Lori Montgomery (who I spoke with on the phone for this article due to this study*) in the WaPo:
… [Willo] Kelly [a lobbyist for Realtors and home builders on the Outer Banks] worries that codifying the 39-inch forecast would crush the local economy, which relies entirely on tourism and the construction, sale and rental of family beach houses. In Dare County alone, the islands’ largest jurisdiction, the state has identified more than 8,500 structures, with an assessed value of nearly $1.4 billion, that would be inundated if the tides were 39 inches higher.
Even with an eight-inch forecast, 414 Dare County properties worth $70 million would be marked for inundation. If the state ever activates the Web site that lets potential investors search by address, Kelly said, “all of a sudden, those properties would be worthless.”Nationwide, $700 billion of coastal property could be below mean sea level by the end of the century — and an additional $730 billion could be at risk at high tide — without new policies to forestall climate change, according to a new report by the Risky Business Project, a high-powered group of financial and political figures who are set to meet Wednesday with senior Obama administration officials. So far, locals say there is no sign that the housing market on the Outer Banks is suffering. Nags Head’s town manager, Cliff Ogburn, said that the town is doing a booming business in building permits and that “occupancy is as high as it’s ever been,” having rebounded from the dark days before 2011. That is when Nags Head and Dare County spent $36 million to repair severe erosion on 10 miles of beachfront, where encroaching waves had claimed nearly a dozen houses and the seaside swimming pool at the Nags Head Comfort Inn.
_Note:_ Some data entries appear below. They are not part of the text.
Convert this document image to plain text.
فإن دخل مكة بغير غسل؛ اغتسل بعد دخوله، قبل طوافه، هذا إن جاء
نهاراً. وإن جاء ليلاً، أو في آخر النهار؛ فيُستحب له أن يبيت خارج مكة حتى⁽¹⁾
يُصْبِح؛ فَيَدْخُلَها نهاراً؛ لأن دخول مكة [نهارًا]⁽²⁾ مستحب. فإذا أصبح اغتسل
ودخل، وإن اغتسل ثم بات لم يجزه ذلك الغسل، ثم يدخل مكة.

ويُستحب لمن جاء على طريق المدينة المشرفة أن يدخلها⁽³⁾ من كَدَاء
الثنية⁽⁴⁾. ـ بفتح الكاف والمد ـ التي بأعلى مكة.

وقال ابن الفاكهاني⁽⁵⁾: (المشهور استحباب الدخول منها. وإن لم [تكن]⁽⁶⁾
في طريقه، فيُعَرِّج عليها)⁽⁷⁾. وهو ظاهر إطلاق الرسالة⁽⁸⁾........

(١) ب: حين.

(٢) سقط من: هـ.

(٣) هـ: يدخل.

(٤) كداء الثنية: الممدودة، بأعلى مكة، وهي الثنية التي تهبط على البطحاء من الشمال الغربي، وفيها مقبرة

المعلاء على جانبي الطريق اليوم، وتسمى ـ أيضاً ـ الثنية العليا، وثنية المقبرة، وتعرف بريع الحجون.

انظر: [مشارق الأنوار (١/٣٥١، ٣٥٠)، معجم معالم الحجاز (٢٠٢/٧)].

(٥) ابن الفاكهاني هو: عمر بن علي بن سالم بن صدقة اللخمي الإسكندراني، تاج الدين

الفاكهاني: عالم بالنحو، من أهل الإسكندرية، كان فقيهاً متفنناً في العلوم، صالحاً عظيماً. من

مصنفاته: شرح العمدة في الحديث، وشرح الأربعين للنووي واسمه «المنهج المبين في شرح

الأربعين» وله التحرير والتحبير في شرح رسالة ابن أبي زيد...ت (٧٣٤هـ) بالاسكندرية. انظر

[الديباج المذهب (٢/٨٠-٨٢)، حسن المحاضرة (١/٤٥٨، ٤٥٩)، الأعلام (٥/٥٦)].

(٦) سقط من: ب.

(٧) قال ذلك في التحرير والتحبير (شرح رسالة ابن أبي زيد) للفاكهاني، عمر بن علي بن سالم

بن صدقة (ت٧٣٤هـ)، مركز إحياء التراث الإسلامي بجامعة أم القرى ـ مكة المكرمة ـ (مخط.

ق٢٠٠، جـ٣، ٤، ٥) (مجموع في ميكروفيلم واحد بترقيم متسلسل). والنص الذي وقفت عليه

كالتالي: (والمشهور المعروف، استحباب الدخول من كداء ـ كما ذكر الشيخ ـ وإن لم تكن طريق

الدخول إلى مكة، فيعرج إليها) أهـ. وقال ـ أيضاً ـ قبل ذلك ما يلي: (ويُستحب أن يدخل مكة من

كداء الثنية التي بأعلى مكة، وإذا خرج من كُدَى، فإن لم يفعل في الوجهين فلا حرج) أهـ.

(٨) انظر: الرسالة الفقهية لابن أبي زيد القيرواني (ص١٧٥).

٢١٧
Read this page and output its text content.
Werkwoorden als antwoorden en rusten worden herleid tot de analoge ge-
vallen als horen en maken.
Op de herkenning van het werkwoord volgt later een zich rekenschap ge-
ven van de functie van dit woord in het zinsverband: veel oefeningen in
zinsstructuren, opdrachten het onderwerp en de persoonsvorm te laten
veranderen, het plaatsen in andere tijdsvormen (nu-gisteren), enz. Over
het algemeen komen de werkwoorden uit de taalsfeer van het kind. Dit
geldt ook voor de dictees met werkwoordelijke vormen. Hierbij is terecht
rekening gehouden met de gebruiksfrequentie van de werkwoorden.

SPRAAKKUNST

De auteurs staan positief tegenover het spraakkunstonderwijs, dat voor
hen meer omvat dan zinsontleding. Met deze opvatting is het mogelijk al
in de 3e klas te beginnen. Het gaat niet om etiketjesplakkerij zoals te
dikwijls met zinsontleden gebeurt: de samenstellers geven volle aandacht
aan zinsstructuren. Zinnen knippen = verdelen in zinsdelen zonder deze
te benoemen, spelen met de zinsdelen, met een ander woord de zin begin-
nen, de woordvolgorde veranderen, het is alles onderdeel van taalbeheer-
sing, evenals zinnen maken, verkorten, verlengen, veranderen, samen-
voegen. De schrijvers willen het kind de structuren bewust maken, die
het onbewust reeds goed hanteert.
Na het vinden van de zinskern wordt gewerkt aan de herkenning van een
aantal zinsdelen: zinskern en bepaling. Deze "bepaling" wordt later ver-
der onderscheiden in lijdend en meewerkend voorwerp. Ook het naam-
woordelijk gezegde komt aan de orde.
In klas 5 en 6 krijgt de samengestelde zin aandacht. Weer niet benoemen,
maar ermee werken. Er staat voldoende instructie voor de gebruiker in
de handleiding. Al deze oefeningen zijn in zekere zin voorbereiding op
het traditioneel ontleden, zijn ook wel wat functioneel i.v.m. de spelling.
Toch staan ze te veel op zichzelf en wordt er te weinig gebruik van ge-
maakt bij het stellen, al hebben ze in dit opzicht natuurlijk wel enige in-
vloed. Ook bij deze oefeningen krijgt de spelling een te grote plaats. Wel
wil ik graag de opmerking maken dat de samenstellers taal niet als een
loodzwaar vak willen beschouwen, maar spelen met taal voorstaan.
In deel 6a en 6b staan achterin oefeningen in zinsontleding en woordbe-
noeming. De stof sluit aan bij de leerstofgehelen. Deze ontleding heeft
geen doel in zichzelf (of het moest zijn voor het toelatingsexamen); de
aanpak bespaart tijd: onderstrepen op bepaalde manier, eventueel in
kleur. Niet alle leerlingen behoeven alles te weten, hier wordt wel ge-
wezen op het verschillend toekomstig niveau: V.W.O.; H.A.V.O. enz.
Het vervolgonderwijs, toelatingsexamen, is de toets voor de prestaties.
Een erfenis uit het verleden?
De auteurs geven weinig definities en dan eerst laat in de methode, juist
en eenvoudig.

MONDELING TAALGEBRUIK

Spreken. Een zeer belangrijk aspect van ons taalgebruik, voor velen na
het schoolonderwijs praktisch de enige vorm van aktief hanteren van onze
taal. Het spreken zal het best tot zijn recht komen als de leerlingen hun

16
Now the beach looks great, the tourists are back and Duck, Kitty Hawk and Kill Devil Hills are talking to the county about beach nourishment projects of their own.
I don't necessarily agree that "codifying the 39-inch forecast would crush the local economy." The wealth of property owners would fall as real estate prices fall and the construction industry would take a significant hit (and one might argue that the coastal construction industry should pay attention to long term sea level rise forecasts). But, the rental market should manage to stay active. Sea level rise doesn't much affect the demand to go to the beach. Whatever the effect on the local economy, avoiding inconvenient science is not the answer.
*I explained that removing a oceanfront row of houses would transfer oceanfront value to the next row of houses. This makes the $70 million cost likely too high for loss of those 414 properties. Here is what we found in Bin et al. (2010):
For Dare County, a total of 25,232 residential properties are used in the analysis with the total assessed value of $11 billion. Depending on the sea-level rise scenarios, the number of residential properties at the risk of inundation ranges between 487 (2030-Low) and 3737 (2080-High). Without discounting, the residential property value loss in Dare County ranges from $136 million (1.24 percent of the total assessed value) to $1040 million (9.45 percent of the total assessed value). Based on the 2 percent discount rate, the estimated loss ranges from $81 million (0.74 percent) to $231 million (2.10 percent).
The "2030-Low" sea level rise scenario is a little more than 4 inches (0.11m) and the "2080-High" scenario is almost 32 inches (0.81m).